Labour Day was on Monday September 7 (2015) in the USA & Canada, and I spent my time getting my annual plans ready for athletes (and myself!).
A lot of athletes are eager and motivated to run well this year, especially my Masters friends who returned from the WMA in Lyon, France, and are already gunning for the next World Champs in 2016 in Australia!
As I used MS Excel to do the planning, I counted 12 x 4 weeks blocks from September 2015 to August 2016. Woah! That’s a lot of training blocks!
For elite athletes, they should stay home and comeback in October or even November. But for Masters and Youth athletes, you can start training now, but with caution, as you don’t want to burn out by mid-summer. You want to run PBs and peak in August, or you might as well stay home.
So the first thing we did was bring our car to the service garage. Check all the injuries and niggles and make sure nothing is tender or sore or anything that prevents a full range of motion. If there is an injury, then don’t show up at the track this early. Four or eight more weeks of rehab now will do more good than harm down the road.
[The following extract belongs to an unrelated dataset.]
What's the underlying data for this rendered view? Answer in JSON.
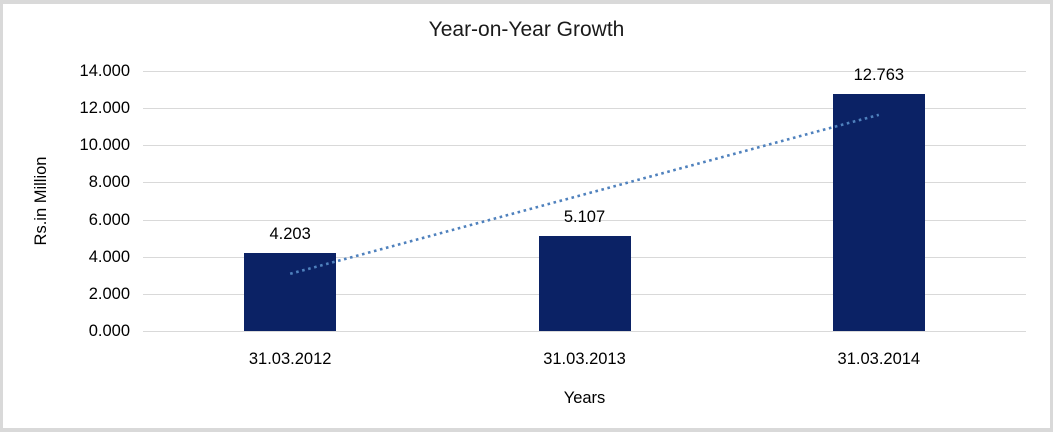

The second thing is adhering to my philosophy that you must be an athlete first before you can become a sprinter (or mid-distance runner). That means doing enough work volume to be a fit all-around athlete with no muscular imbalances. In terms of strength training, that means all points on the force-velocity curve… from general strength bench press to explosive jumps or med ball tosses. Power endurance or strength endurance workouts include stadium stairs. And let’s not forget the aerobic component with long runs from 20 minutes onwards depending on your philosophy of short to long or long to short for 400 meter training.
And then there are the abs. I call them core workouts because it’s more than the abs. It’s lower back. Glutes and hamstrings. Hip flexors…. something sprinters need to work on anyways. Our volume of 4500 reps a week may shock people (500 reps on hard days, 1000 reps on easy days) but sets of 25 or 50 go quickly when you add up all the variations, including med ball tosses.
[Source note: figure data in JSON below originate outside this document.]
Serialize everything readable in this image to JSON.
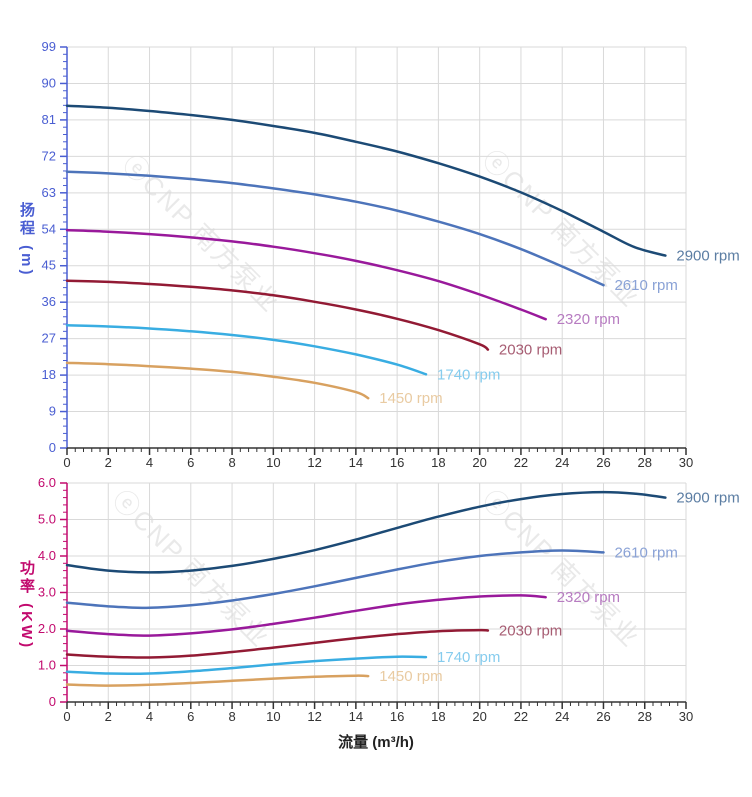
{
  "watermark": {
    "text": "ⓔCNP 南方泵业",
    "color": "#d8d8d8"
  },
  "grid_color": "#d9d9d9",
  "x_axis_color": "#333333",
  "chart_data": [
    {
      "type": "line",
      "title": "",
      "xlabel": "流量 (m³/h)",
      "ylabel": "扬程 (m)",
      "axis_color": "#4a5ed2",
      "grid": true,
      "legend_position": "curve-ends",
      "xlim": [
        0,
        30
      ],
      "ylim": [
        0,
        99
      ],
      "xtick_step": 2,
      "ytick_step": 9,
      "x_minor_step": 0.4,
      "y_minor_step": 1.8,
      "xtick_labels": [
        "0",
        "2",
        "4",
        "6",
        "8",
        "10",
        "12",
        "14",
        "16",
        "18",
        "20",
        "22",
        "24",
        "26",
        "28",
        "30"
      ],
      "ytick_labels": [
        "0",
        "9",
        "18",
        "27",
        "36",
        "45",
        "54",
        "63",
        "72",
        "81",
        "90",
        "99"
      ],
      "series": [
        {
          "name": "2900 rpm",
          "color": "#1c4a75",
          "label_color": "#5b7da3",
          "points": [
            [
              0,
              84.5
            ],
            [
              2,
              84
            ],
            [
              4,
              83.2
            ],
            [
              6,
              82.2
            ],
            [
              8,
              81
            ],
            [
              10,
              79.5
            ],
            [
              12,
              77.8
            ],
            [
              14,
              75.6
            ],
            [
              16,
              73.2
            ],
            [
              18,
              70.3
            ],
            [
              20,
              67
            ],
            [
              22,
              63.1
            ],
            [
              24,
              58.5
            ],
            [
              26,
              53.4
            ],
            [
              27.5,
              49.6
            ],
            [
              29,
              47.5
            ]
          ]
        },
        {
          "name": "2610 rpm",
          "color": "#4d74ba",
          "label_color": "#8aa2d6",
          "points": [
            [
              0,
              68.2
            ],
            [
              2,
              67.8
            ],
            [
              4,
              67.2
            ],
            [
              6,
              66.4
            ],
            [
              8,
              65.4
            ],
            [
              10,
              64.1
            ],
            [
              12,
              62.6
            ],
            [
              14,
              60.8
            ],
            [
              16,
              58.6
            ],
            [
              18,
              55.9
            ],
            [
              20,
              52.8
            ],
            [
              22,
              49.1
            ],
            [
              24,
              44.8
            ],
            [
              26,
              40.2
            ]
          ]
        },
        {
          "name": "2320 rpm",
          "color": "#99199b",
          "label_color": "#b77cc1",
          "points": [
            [
              0,
              53.8
            ],
            [
              2,
              53.4
            ],
            [
              4,
              52.8
            ],
            [
              6,
              52
            ],
            [
              8,
              51
            ],
            [
              10,
              49.7
            ],
            [
              12,
              48.1
            ],
            [
              14,
              46.2
            ],
            [
              16,
              43.9
            ],
            [
              18,
              41.2
            ],
            [
              20,
              37.9
            ],
            [
              22,
              34.2
            ],
            [
              23.2,
              31.8
            ]
          ]
        },
        {
          "name": "2030 rpm",
          "color": "#921a34",
          "label_color": "#a75d73",
          "points": [
            [
              0,
              41.3
            ],
            [
              2,
              41
            ],
            [
              4,
              40.5
            ],
            [
              6,
              39.8
            ],
            [
              8,
              38.9
            ],
            [
              10,
              37.7
            ],
            [
              12,
              36.1
            ],
            [
              14,
              34.2
            ],
            [
              16,
              31.9
            ],
            [
              18,
              29.1
            ],
            [
              20,
              25.6
            ],
            [
              20.4,
              24.3
            ]
          ]
        },
        {
          "name": "1740 rpm",
          "color": "#39ade2",
          "label_color": "#86ccee",
          "points": [
            [
              0,
              30.3
            ],
            [
              2,
              30
            ],
            [
              4,
              29.5
            ],
            [
              6,
              28.8
            ],
            [
              8,
              27.9
            ],
            [
              10,
              26.7
            ],
            [
              12,
              25.1
            ],
            [
              14,
              23.1
            ],
            [
              16,
              20.6
            ],
            [
              17.4,
              18.2
            ]
          ]
        },
        {
          "name": "1450 rpm",
          "color": "#d8a160",
          "label_color": "#e9cba2",
          "points": [
            [
              0,
              21
            ],
            [
              2,
              20.7
            ],
            [
              4,
              20.2
            ],
            [
              6,
              19.6
            ],
            [
              8,
              18.8
            ],
            [
              10,
              17.6
            ],
            [
              12,
              16.1
            ],
            [
              14,
              13.8
            ],
            [
              14.6,
              12.3
            ]
          ]
        }
      ]
    },
    {
      "type": "line",
      "title": "",
      "xlabel": "流量 (m³/h)",
      "ylabel": "功率 (KW)",
      "axis_color": "#c20a6e",
      "grid": true,
      "legend_position": "curve-ends",
      "xlim": [
        0,
        30
      ],
      "ylim": [
        0,
        6
      ],
      "xtick_step": 2,
      "ytick_step": 1,
      "x_minor_step": 0.4,
      "y_minor_step": 0.2,
      "xtick_labels": [
        "0",
        "2",
        "4",
        "6",
        "8",
        "10",
        "12",
        "14",
        "16",
        "18",
        "20",
        "22",
        "24",
        "26",
        "28",
        "30"
      ],
      "ytick_labels": [
        "0",
        "1.0",
        "2.0",
        "3.0",
        "4.0",
        "5.0",
        "6.0"
      ],
      "series": [
        {
          "name": "2900 rpm",
          "color": "#1c4a75",
          "label_color": "#5b7da3",
          "points": [
            [
              0,
              3.75
            ],
            [
              2,
              3.6
            ],
            [
              4,
              3.55
            ],
            [
              6,
              3.6
            ],
            [
              8,
              3.73
            ],
            [
              10,
              3.92
            ],
            [
              12,
              4.16
            ],
            [
              14,
              4.45
            ],
            [
              16,
              4.77
            ],
            [
              18,
              5.08
            ],
            [
              20,
              5.35
            ],
            [
              22,
              5.56
            ],
            [
              24,
              5.7
            ],
            [
              26,
              5.75
            ],
            [
              27.5,
              5.71
            ],
            [
              29,
              5.6
            ]
          ]
        },
        {
          "name": "2610 rpm",
          "color": "#4d74ba",
          "label_color": "#8aa2d6",
          "points": [
            [
              0,
              2.72
            ],
            [
              2,
              2.62
            ],
            [
              4,
              2.58
            ],
            [
              6,
              2.65
            ],
            [
              8,
              2.78
            ],
            [
              10,
              2.96
            ],
            [
              12,
              3.17
            ],
            [
              14,
              3.4
            ],
            [
              16,
              3.63
            ],
            [
              18,
              3.84
            ],
            [
              20,
              4.0
            ],
            [
              22,
              4.1
            ],
            [
              24,
              4.15
            ],
            [
              26,
              4.1
            ]
          ]
        },
        {
          "name": "2320 rpm",
          "color": "#99199b",
          "label_color": "#b77cc1",
          "points": [
            [
              0,
              1.95
            ],
            [
              2,
              1.86
            ],
            [
              4,
              1.82
            ],
            [
              6,
              1.88
            ],
            [
              8,
              1.99
            ],
            [
              10,
              2.14
            ],
            [
              12,
              2.31
            ],
            [
              14,
              2.5
            ],
            [
              16,
              2.67
            ],
            [
              18,
              2.8
            ],
            [
              20,
              2.89
            ],
            [
              22,
              2.92
            ],
            [
              23.2,
              2.87
            ]
          ]
        },
        {
          "name": "2030 rpm",
          "color": "#921a34",
          "label_color": "#a75d73",
          "points": [
            [
              0,
              1.3
            ],
            [
              2,
              1.24
            ],
            [
              4,
              1.22
            ],
            [
              6,
              1.27
            ],
            [
              8,
              1.37
            ],
            [
              10,
              1.49
            ],
            [
              12,
              1.62
            ],
            [
              14,
              1.75
            ],
            [
              16,
              1.86
            ],
            [
              18,
              1.94
            ],
            [
              20,
              1.97
            ],
            [
              20.4,
              1.96
            ]
          ]
        },
        {
          "name": "1740 rpm",
          "color": "#39ade2",
          "label_color": "#86ccee",
          "points": [
            [
              0,
              0.83
            ],
            [
              2,
              0.78
            ],
            [
              4,
              0.78
            ],
            [
              6,
              0.84
            ],
            [
              8,
              0.93
            ],
            [
              10,
              1.03
            ],
            [
              12,
              1.12
            ],
            [
              14,
              1.19
            ],
            [
              16,
              1.24
            ],
            [
              17.4,
              1.23
            ]
          ]
        },
        {
          "name": "1450 rpm",
          "color": "#d8a160",
          "label_color": "#e9cba2",
          "points": [
            [
              0,
              0.48
            ],
            [
              2,
              0.45
            ],
            [
              4,
              0.47
            ],
            [
              6,
              0.52
            ],
            [
              8,
              0.58
            ],
            [
              10,
              0.64
            ],
            [
              12,
              0.69
            ],
            [
              14,
              0.72
            ],
            [
              14.6,
              0.71
            ]
          ]
        }
      ]
    }
  ]
}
Our group generally does two blocks of four weeks of GPP work (General Physical Preparedness) with 3 weeks hard and 1 week easy or testing (which I will write more on later articles). For this year, I may stretch that to three blocks, which may benefit the athletes who could lose a few pounds before the going gets tough. It is rare to have an athlete get injured during this GPP phase, at least from my experience.
The most common question I get asked is when do we do speed work? When do we wear spikes? I like to rephrase that as “acceleration development” and it’s not uncommon to do very short sprints of 10m this early in the year (weather permitting). Hills are a great addition or replacement if the weather is bad.
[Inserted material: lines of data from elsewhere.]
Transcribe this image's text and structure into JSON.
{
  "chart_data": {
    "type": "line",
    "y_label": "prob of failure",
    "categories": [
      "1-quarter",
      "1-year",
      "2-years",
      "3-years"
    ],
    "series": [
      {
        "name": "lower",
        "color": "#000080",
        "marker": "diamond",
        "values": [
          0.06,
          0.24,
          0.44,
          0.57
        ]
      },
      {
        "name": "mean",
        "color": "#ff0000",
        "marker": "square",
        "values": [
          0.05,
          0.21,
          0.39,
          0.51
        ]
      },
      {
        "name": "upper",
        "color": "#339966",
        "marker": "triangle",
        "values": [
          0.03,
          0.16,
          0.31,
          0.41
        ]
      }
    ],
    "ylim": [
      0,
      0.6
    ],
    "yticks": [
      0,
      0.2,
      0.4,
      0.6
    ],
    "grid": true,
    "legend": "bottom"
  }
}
The most important thing for the next 2-3 months is preventing the athletes from getting stale. The days get darker earlier, and the weather gets colder. This training block is the right time to get all your foundations in order, from food choices to supplements (if any). If you are a rookie training on your own, then finding the right weight room is also on the to-do list.
How do YOU plan and structure your year? What philosophies and methodologies do you adhere to? Please share your thoughts in the discussion below.